Peki neden mi Zorba? Hikayesini kesinlikle anlatmaya niyet ettiğim bir dönemden bana kalan en büyük hediye Nikos Kazancakis'in Zorba'sı. Ortaokul yıllarımda dinlemeye başladığım Yunanca şarkıların bana sebepsiz yere huzur vermesine dayanıyor kökeni. Bir de hep ama hep hayranı olduğum canım Ege'ye. Hem hangimizin kalbi kalmadı ki Ege'de :) !?💙 Peki niye mi Proje? O da tatlı mı tatlı bir kadından hediye. Dedi ki bana bir gün "Hayallerine hayal deme, proje de. Hayal çok soyut, proje olsun, rotasını çiz, çiz ki yolunu bulsun." İşte tüm bunlar oldu size Zorba Proje :).

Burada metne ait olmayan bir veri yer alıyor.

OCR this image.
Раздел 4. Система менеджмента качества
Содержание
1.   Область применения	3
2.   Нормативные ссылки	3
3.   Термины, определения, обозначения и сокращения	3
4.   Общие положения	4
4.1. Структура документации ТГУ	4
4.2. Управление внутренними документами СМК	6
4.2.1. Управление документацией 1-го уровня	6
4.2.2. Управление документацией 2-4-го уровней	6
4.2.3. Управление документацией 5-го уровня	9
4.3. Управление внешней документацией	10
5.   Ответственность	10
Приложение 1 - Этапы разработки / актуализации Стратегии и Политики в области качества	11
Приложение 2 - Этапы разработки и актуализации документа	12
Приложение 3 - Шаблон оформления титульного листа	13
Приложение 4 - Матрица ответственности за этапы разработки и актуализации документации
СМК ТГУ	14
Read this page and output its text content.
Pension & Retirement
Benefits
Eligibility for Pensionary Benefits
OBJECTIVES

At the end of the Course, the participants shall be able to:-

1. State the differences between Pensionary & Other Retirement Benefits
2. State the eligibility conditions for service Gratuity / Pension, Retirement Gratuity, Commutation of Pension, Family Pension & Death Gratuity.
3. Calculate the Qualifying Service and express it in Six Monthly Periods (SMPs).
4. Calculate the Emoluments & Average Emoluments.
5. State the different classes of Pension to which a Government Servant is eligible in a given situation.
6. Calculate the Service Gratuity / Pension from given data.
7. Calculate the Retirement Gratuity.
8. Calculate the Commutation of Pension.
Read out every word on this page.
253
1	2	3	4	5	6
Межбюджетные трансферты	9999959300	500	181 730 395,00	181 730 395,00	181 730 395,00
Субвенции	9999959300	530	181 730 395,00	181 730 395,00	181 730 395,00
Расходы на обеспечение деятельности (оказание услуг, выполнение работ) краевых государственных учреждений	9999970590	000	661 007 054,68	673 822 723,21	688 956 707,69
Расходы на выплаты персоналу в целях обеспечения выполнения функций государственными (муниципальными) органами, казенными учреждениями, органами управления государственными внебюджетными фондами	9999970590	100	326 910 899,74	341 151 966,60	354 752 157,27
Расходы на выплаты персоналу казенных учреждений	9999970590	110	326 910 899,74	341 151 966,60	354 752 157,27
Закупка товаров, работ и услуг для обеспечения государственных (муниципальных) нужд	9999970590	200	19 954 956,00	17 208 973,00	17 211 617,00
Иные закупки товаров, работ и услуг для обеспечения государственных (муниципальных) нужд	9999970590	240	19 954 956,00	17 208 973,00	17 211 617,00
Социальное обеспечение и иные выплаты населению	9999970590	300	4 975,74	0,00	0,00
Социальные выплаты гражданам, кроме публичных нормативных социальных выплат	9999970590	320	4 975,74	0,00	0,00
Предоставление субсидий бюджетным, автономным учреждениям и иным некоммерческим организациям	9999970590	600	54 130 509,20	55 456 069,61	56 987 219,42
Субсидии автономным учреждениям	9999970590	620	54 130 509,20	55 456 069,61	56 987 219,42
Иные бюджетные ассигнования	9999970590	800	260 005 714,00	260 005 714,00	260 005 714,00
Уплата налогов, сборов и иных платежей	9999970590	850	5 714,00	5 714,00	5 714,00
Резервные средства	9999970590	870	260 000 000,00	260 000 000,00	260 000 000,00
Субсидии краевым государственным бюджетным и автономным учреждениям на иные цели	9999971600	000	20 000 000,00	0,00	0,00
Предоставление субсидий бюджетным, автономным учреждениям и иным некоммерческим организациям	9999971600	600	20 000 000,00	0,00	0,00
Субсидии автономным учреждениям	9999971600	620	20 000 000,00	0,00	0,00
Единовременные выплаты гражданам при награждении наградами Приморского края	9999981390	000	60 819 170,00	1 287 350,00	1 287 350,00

Zorba Proje öncelikle 0-8'deki kız çocuğuma, 8-18'deki genç kızıma, 18-28'deki genç kadınıma;
sonra da bir şekilde bu projede görecekleri, dinleyecekleri, hatırlayacakları, okuyacaklarından ilham alacak, belki de kendisine bir kapı aralayacak ve "ah be Gözde ne iyi ettin de paylaştın", "yaa ne muhteşem bir şarkı bu" , "aa bak sahiden" diyecek herkese hediyemdir :).
Evet hayat zor, karmaşık ve yorucu ama bir o kadar da umut dolu, eğlenceli ve kolay. Bazen bir şarkı, bir söz, bir kelime yetiyor yaşadığını hissetmek için. Ansızın parlıyor yıldızlar.
Şarkı, şiir, kitap, sanat paylaşıp biraz yazacağım ben bundan sonra. Severseniz gelin siz de. :)
Değiştiremeyeceğimiz pek çok konunun içinde yaşamlarımız biz farkına varmadan akıp gidiyor. Bırakalım bize karşı değil, bizimle birlikte aksın.
Yıldızlarınızı fark etmeniz dileklerimle,
İyi ki doğdun Zorba Proje.
Size not: 30'a yaklaştıkça 28'de sabitliyormuşuz öyle diyorlar, sonsuza kadar 28'im dimi :) ?
Kendime not: Olur da bir 10 sene daha yaşayıp memleket plakasını görürsen ilk notu tekrar düşün. :)
Yardımcılara not: Düştüğümde hemen kaldırmak için acele ettirmeyen, zamanı geldiğinde elimden tutan, el fenerini uzatan, bazen sadece sımsıkı sarılan ama her daim kendilerini hissettiren canım ailem, arkadaşlarım, rehberlerim. Nasılsın'larınızdan, beni arayabilirsin'lerinizden, yaşanmışlıklarınızdan, çekincelerinizden, ince düşüncelerinizden ve yanımda olmayı tercih etmelerinizden öperim. İyi ki varsınız, varız.